At one point, even though the screaming was at a momentous high, it reached even higher decibels. We looked into the road, and there he was. Shahrukh Khan, one of the kings of Bollywood, was driving down the road, standing out of the moonroof of his BMW, waving an Indian flag.

This is like Brad Pitt driving down the street in your hometown to celebrate with you. And in India it means more, because Bollywood stars are at a whole different level. They don't go places normal Indians go, because the divide is just too great. They also wouldn't go anywhere without air conditioning, which is almost everywhere, because it's just too hot. Especially now. The temperature is consistently hovering around 100 degrees, and it's at the point where my sweat from walking to work can't dry. Terrible feeling, really. So anyway, I was across the street from Shahrukh Khan on one of the greatest days in modern Indian history. That basically sums up everything here.

And that night was my best Indian moment. Nothing will ever match that, and I can't entirely explain why. People in the US can't understand why cricket is so important, and why Sachin Tendulkar is sometimes referred to simply as "God." When the Yankees won the last world series in 2009, I was ecstatic and proud of my city, but it was a different feeling, because I was able to separate myself from the team. In India, that separation really doesn't exist. People here can't choose where they live, what they do, who they marry, or even what they eat for lunch. We're in Asia- it's not individualism, it's the collective. It's karma, fate, destiny - free will doesn't play a role in daily, cultural, or spiritual life.

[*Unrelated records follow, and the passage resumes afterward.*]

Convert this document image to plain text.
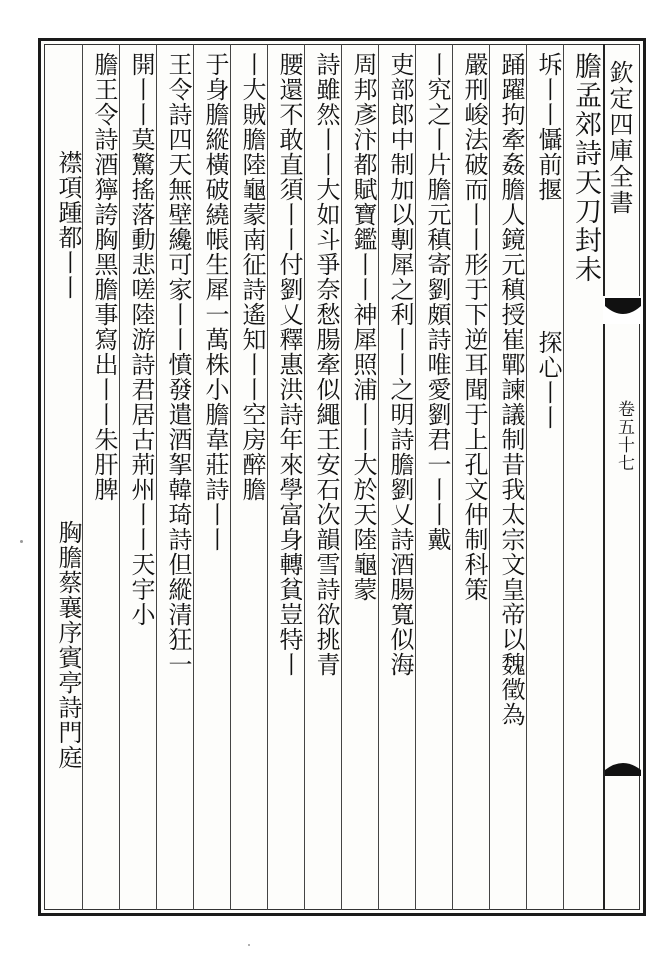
欽定四庫全書
卷五十七
膽孟郊詩天刀封未
坼丨丨懾前揠
踊躍拘牽姦膽人鏡元稹授崔鄲諫議制昔我太宗文皇帝以魏徵為
嚴刑峻法破而丨丨形于下逆耳聞于上孔文仲制科策
丨究之丨片膽元稹寄劉頗詩唯愛劉君一丨丨戴
吏部郎中制加以剸犀之利丨丨之明詩膽劉乂詩酒腸寬似海
周邦彥汴都賦寶鑑丨丨神犀照浦丨丨大於天陸龜蒙
詩雖然丨丨大如斗爭奈愁腸牽似繩王安石次韻雪詩欲挑青
腰還不敢直須丨丨付劉乂釋惠洪詩年來學富身轉貧豈特丨
丨大賊膽陸龜蒙南征詩遙知丨丨空房醉膽
于身膽縱橫破繞帳生犀一萬株小膽韋莊詩丨丨
王令詩四天無壁纔可家丨丨憤發遣酒挐韓琦詩但縱清狂一
開丨丨莫驚搖落動悲嗟陸游詩君居古荊州丨丨天宇小
膽王令詩酒獰誇胸黑膽事寫出丨丨朱肝脾
襟項踵都丨丨
探心丨丨
胸膽蔡襄序賓亭詩門庭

So when India wins the cricket world cup, when when they are the best in the world in something, it represents that for everyone, because the divide between individuals doesn't exist (outside the caste system, of course). And terrible things have happened when cricket teams lose- fans kill themselves, and players and coaches can be murdered. So when India won, literally all of India won. They don't represent the best of India. They represent all of India, particularly the downtrodden who can only experience such pride in these vicarious manners.



I have never been a part of something like that before, and in India it just seemed so right. It was the first time here where I legitimately felt that nothing could go wrong. A man asked to take a picture with me and his daughter, and when he put his arm around his shoulder I didn't even flinch, because I knew he just wanted to experience the moment with me, and not to experience me. I was also heartened by people's reactions to our being there and celebrating with them. A few of my friends and I wore Indian jerseys, and people went out of their way to include us in their moments of celebration. There was only one man who, as we were finally walking through the fishing village back to our house, looked at me in my jersey and said, "but you're not Indian!" And it felt so natural to respond, "Today we all are."

In last week's posting, I said that I just needed something to remind me of why I love it here. Saturday more than sufficed. It reminded me that the pride I feel for India is real, and that when India wants to, it can be the greatest place in the world.

This weekend in general has also been wonderful. It's a 3 day weekend, because today is the Mahrashtrian New Year. Friday was my birthday, which was celebrated with some wonderful friends, Mexican food, dancing, and dirty martinis (obviously). Saturday was Saturday, and Sunday Ava and I went to have a buffet lunch at the Hyatt. Over the course of 3 hours, we feasted on cheese and crackers, sushi, pad thai, hummus, lox, grilled octopus, and pastries. And a dirty martini. That might sound like a weird combination, but those things are all impossible to find here, on our budgets. Then we snuck into the pool. Perfect third to last full weekend in India!